Si Liriel remarqua ce rapide échange, elle ne le montra pas, et elle poursuivit son récit.
— Robert Aldaran a représenté la voix de la raison, d’où j’ai conçu pour lui une très haute estime. Naturellement, quand il connaîtra les détails de vos aventures, il reverra peut-être son jugement. Pour être tout à fait franche, je vous dirai qu’ils s’amusent tous comme des fous à être bouleversés – sauf Ariel, qui se repose après l’arrivée d’Alanna. Personne ne s’ennuie le moins du monde, je peux vous l’assurer, termina-t-elle avec un grand sourire, les yeux pétillants d’humour.
— Ça ne m’étonne pas, remarqua Lew. Nous sommes tous des passionnés dans la famille.
— Mère croit dur comme fer que tout est ta faute, oncle Lew. Elle a fait une allusion sinistre à quelque complot des Terranans, disant que la voix était un artifice technologique, destiné à favoriser leur fuite.
— Ma… ma faute ? Un… complot des Terranans ? bredouilla Lew. Je n’aurais jamais cru que Javanne avait tant d’imagination, ajouta-t-il avec intérêt.
Marguerida glissa la main sous son bras en souriant.
— Allons, allons, Père, ne prends pas ça trop à cœur. Tout finira par s’arranger.
Lew décocha à sa fille un regard bizarre.
— Tu sembles bien sereine, ma fille. C’est presque… anormal. J’aurais pensé que tu serais plus émotive, maintenant que tu vas être mère. Mais dis-moi, comment allons-nous arranger les choses, à ton avis ?
Marguerida se contenta de hausser les épaules, l’air béat, puis elle eut une brève quinte de toux pendant que tous riaient.

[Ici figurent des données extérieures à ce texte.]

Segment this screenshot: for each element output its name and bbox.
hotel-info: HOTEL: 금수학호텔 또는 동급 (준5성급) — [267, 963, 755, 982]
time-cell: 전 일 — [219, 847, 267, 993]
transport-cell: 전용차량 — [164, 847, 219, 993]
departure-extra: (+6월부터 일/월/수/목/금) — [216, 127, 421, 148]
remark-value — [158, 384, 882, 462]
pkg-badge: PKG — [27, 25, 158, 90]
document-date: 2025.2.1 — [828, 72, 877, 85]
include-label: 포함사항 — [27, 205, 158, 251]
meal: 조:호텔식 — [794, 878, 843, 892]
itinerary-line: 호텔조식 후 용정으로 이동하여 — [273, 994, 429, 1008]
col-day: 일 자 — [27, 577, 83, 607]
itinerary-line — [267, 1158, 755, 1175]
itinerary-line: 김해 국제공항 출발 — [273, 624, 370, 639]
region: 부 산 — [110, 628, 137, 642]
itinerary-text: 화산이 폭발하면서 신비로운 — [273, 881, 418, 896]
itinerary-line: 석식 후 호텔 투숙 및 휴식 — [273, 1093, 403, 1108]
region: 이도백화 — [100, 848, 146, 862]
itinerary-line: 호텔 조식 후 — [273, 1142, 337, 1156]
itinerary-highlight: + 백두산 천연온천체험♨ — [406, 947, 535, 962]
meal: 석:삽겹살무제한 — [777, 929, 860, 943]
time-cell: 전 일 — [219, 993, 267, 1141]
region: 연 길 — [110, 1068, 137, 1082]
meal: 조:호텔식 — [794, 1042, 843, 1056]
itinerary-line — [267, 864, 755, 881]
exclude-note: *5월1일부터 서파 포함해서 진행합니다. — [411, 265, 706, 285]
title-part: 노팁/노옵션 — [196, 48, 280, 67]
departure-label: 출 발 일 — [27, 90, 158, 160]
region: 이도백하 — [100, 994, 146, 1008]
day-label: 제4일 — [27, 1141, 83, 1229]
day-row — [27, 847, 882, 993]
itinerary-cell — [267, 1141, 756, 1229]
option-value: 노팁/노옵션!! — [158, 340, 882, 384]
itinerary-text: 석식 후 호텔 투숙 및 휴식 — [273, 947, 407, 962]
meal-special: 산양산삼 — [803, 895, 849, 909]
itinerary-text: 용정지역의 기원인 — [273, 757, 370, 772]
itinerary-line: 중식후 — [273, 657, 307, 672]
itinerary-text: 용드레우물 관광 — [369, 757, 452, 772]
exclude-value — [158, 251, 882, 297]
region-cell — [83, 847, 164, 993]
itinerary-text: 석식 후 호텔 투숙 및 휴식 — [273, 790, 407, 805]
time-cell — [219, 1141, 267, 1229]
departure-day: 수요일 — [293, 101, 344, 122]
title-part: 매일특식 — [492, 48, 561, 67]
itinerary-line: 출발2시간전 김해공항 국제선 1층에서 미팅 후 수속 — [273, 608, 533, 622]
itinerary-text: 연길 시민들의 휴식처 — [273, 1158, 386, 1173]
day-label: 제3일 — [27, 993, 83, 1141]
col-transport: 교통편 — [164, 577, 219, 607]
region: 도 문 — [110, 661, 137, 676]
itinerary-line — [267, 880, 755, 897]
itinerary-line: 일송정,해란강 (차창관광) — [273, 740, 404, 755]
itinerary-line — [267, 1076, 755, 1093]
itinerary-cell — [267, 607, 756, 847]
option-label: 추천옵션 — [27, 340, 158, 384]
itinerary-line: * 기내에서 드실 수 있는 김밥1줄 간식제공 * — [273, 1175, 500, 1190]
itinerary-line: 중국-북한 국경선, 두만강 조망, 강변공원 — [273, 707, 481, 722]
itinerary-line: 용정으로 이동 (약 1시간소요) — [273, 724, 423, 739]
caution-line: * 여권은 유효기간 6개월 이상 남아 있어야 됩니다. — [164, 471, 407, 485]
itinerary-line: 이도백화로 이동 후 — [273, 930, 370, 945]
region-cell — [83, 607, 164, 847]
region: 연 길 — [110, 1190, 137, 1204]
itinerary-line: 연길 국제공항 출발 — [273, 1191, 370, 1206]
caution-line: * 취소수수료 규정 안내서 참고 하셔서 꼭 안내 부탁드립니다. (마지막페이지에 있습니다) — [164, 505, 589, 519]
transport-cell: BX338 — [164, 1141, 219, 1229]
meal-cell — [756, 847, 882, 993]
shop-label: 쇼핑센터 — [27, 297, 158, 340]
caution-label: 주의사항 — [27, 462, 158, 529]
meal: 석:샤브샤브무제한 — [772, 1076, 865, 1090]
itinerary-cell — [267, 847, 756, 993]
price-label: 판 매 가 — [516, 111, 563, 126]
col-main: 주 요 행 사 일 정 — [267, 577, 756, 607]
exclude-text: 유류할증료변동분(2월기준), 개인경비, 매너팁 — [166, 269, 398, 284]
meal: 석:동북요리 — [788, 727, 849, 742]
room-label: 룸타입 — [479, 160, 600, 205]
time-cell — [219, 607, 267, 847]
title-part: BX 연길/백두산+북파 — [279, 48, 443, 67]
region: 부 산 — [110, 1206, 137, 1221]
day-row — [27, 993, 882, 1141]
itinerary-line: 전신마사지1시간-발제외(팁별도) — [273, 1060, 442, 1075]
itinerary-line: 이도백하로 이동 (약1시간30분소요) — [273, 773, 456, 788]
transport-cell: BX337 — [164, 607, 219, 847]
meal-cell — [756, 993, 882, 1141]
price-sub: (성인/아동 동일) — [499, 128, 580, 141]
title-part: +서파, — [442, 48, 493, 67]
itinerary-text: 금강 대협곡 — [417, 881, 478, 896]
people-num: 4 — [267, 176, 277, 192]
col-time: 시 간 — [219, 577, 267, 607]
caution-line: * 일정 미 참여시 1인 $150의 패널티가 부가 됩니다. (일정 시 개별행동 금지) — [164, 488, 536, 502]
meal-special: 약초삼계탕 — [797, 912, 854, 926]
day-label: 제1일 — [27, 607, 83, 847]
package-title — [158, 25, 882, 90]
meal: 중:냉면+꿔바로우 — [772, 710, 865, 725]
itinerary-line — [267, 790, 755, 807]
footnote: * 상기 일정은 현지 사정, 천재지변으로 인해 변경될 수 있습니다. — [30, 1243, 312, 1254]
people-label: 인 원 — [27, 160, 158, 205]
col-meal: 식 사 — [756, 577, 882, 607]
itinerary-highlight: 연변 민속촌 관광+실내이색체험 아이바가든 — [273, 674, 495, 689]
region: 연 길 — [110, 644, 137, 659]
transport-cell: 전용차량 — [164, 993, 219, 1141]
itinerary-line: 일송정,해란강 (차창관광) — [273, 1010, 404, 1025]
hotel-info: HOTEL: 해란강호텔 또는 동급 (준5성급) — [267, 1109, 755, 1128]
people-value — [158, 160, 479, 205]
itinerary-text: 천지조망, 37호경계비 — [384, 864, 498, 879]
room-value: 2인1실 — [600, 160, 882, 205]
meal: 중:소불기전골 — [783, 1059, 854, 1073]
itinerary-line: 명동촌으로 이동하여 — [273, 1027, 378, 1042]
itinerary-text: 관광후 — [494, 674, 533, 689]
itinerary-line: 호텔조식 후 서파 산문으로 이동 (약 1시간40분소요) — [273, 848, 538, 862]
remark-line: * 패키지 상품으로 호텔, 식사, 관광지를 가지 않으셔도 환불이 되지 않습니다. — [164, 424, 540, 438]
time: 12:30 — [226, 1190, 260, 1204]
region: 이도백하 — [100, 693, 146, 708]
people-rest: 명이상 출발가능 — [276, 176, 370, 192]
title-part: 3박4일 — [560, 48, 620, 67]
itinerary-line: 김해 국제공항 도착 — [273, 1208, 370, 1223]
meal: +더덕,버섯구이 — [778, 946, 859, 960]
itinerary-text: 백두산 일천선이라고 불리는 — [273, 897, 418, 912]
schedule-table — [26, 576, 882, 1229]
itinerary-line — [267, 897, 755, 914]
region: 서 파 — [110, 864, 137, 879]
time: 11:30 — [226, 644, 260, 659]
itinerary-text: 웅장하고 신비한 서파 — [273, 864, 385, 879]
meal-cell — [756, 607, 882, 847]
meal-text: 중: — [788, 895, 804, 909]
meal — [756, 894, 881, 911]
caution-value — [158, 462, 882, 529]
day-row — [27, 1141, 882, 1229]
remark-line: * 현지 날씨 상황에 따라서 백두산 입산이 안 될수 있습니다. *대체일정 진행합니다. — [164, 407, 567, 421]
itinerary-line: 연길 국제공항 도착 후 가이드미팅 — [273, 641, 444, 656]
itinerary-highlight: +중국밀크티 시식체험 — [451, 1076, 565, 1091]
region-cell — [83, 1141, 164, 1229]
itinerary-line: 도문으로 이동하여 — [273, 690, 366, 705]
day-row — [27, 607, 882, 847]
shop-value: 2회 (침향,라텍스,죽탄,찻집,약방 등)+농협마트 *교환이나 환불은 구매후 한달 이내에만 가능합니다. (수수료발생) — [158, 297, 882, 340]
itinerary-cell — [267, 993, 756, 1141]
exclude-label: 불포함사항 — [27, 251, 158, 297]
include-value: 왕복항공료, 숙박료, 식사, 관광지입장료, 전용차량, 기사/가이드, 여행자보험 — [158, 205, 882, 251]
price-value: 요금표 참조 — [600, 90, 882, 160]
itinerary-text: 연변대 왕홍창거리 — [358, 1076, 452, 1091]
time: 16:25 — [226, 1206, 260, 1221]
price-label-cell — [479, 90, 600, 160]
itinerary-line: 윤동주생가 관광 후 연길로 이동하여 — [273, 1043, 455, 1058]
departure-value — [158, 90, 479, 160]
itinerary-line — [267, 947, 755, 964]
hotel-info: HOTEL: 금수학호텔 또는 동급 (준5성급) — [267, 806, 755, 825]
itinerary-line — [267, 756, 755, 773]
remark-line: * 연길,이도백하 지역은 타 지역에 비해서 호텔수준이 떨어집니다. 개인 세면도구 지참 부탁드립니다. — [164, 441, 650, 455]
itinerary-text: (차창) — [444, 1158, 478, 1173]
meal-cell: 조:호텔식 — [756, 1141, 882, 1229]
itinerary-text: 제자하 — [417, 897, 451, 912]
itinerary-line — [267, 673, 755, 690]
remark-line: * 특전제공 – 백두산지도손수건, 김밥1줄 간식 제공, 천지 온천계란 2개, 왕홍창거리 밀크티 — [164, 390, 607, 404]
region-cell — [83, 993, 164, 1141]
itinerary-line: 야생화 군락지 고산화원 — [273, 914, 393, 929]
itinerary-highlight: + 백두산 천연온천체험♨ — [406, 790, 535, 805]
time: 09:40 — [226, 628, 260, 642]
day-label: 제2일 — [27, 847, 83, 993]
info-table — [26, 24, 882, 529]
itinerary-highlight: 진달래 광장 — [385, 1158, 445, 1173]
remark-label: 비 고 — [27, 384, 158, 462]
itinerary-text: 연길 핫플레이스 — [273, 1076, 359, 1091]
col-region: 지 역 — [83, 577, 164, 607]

Lew leva les yeux au ciel.
— Ah, les femmes ! Je ne les comprendrai jamais, et pourtant, les dieux me sont témoins que j’ai essayé !
Puis son visage s’éclaira et il sourit à Marguerida.
— Mais si tu peux me rendre ma Diotima, mon enfant, je resterai éternellement ton débiteur.
— Je te la rendrai, Père. Je te la rendrai, promit Marguerida.